My coping mechanism: sugar. And lots of it.
I haven’t been so good about Christmas baking this year. Even though I adore making cakes/cupcakes/cookies… basically anything sweet, there is only so much a two person household can eat.
Luckily my students are such willing garbage receptacles taste testers. Now instead of baking for 2, I’m baking for 52. The joys of being a teacher. This is pretty much every baker’s dream.
Minus the fact that teaching leaves me with no time to bake. But that’s what the early mornings and late nights are for.
These cupcakes were some of the most fun cupcakes I have ever made. Especially since I got to snack on mini m&ms throughout the decorating process. Actually mainly because I got to eat so many m&ms. Having one container to decorate and one container to just snack on sure helped.
…don’t judge me. Calories don’t count over the holiday months. Right???
…like I care about calories.
…but I probably should since I turned 25 this year.
Whatever, give me all the desserts. I can always join a gym in the New Year.
Christmas Lights Cupcakes right in time for Christmas! This recipe is the perfect holiday dessert idea.
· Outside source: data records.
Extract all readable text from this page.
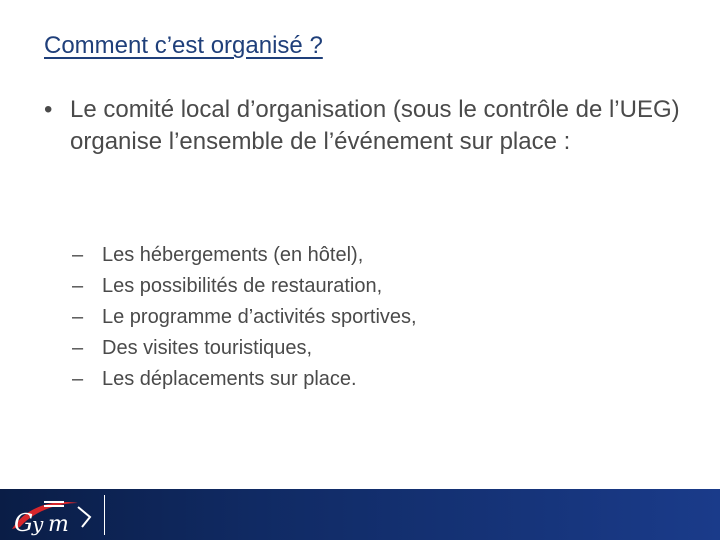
Comment c’est organisé ?
• Le comité local d’organisation (sous le contrôle de l’UEG) organise l’ensemble de l’événement sur place :
– Les hébergements (en hôtel),
– Les possibilités de restauration,
– Le programme d’activités sportives,
– Des visites touristiques,
– Les déplacements sur place.
G
y m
- 1 1/8 cup all-purpose flour
- 1/4 cup unsweetened cocoa powder
- 1 1/4 tsp baking soda
- 1/2 tsp salt
- 3/4 cup granulated sugar
- 1 large egg
- 2 tsp vanilla extract
- 3/4 cup milk of choice
- 1/2 cup salted butter, melted
- 4 oz salted butter, softened
- 4 oz cream cheese, softened
- 2 1/2 cups powdered sugar
- 1 Tbsp vanilla extract
- black icing gel
- mini m&ms
Preheat the oven to 350˚F. Line a muffin pan with paper liners and set aside.
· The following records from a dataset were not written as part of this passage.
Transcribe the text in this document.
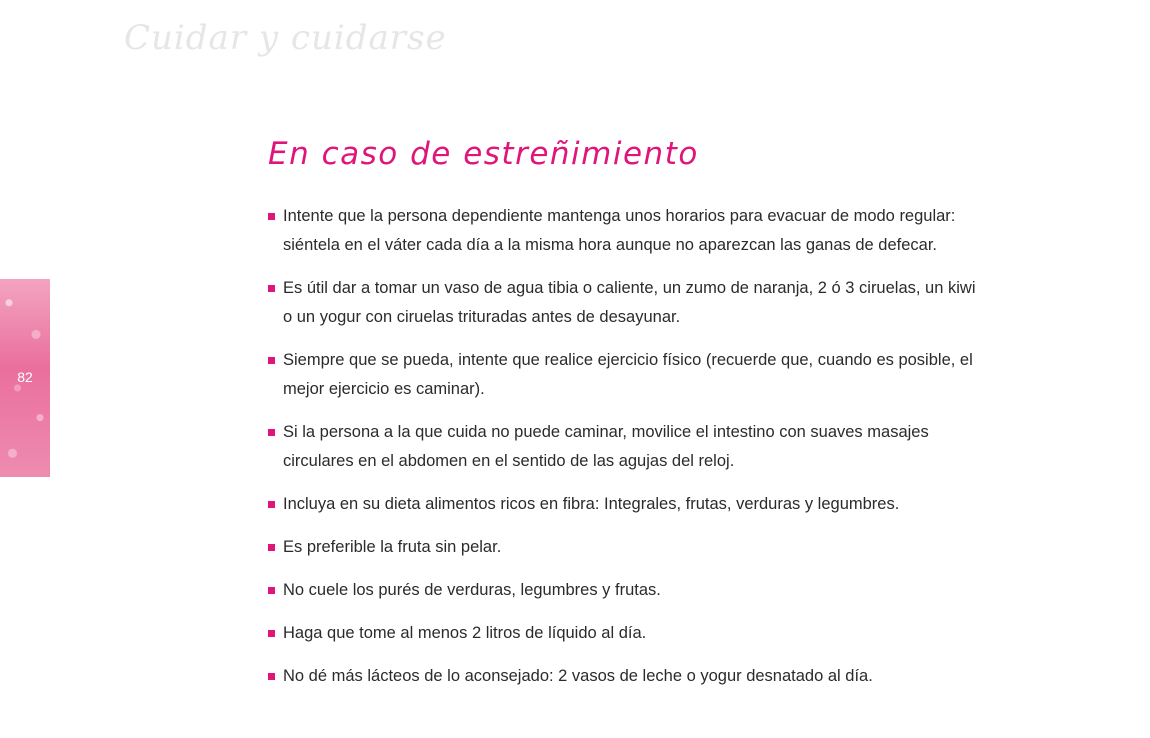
Cuidar y cuidarse
82
En caso de estreñimiento
Intente que la persona dependiente mantenga unos horarios para evacuar de modo regular: siéntela en el váter cada día a la misma hora aunque no aparezcan las ganas de defecar.
Es útil dar a tomar un vaso de agua tibia o caliente, un zumo de naranja, 2 ó 3 ciruelas, un kiwi o un yogur con ciruelas trituradas antes de desayunar.
Siempre que se pueda, intente que realice ejercicio físico (recuerde que, cuando es posible, el mejor ejercicio es caminar).
Si la persona a la que cuida no puede caminar, movilice el intestino con suaves masajes circulares en el abdomen en el sentido de las agujas del reloj.
Incluya en su dieta alimentos ricos en fibra: Integrales, frutas, verduras y legumbres.
Es preferible la fruta sin pelar.
No cuele los purés de verduras, legumbres y frutas.
Haga que tome al menos 2 litros de líquido al día.
No dé más lácteos de lo aconsejado: 2 vasos de leche o yogur desnatado al día.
In a medium bowl, mix together the flour, 1/4 cup cocoa powder, baking soda and salt. Set aside.
Cream together the sugar and the egg. Add in the vanilla, milk and butter until fully combined. Slowly add in the dry ingredients to the wet ingredients until fully incorporated.
Divide the batter evenly into the prepared muffin pan, and bake in the preheated oven for 15-18 minutes, or until a toothpick inserted comes out clean.
To make the frosting: Cream together the butter and cream cheese on high until light and fluffy. Reduce the speed, and add in the icing sugar and vanilla. Mix until fully incorporated. Place in a ziplock bag or a piping bag, and pipe the frosting onto the cupcakes.
Decorate the cupcakes with the black icing gel and m&ms to make it look like Christmas lights.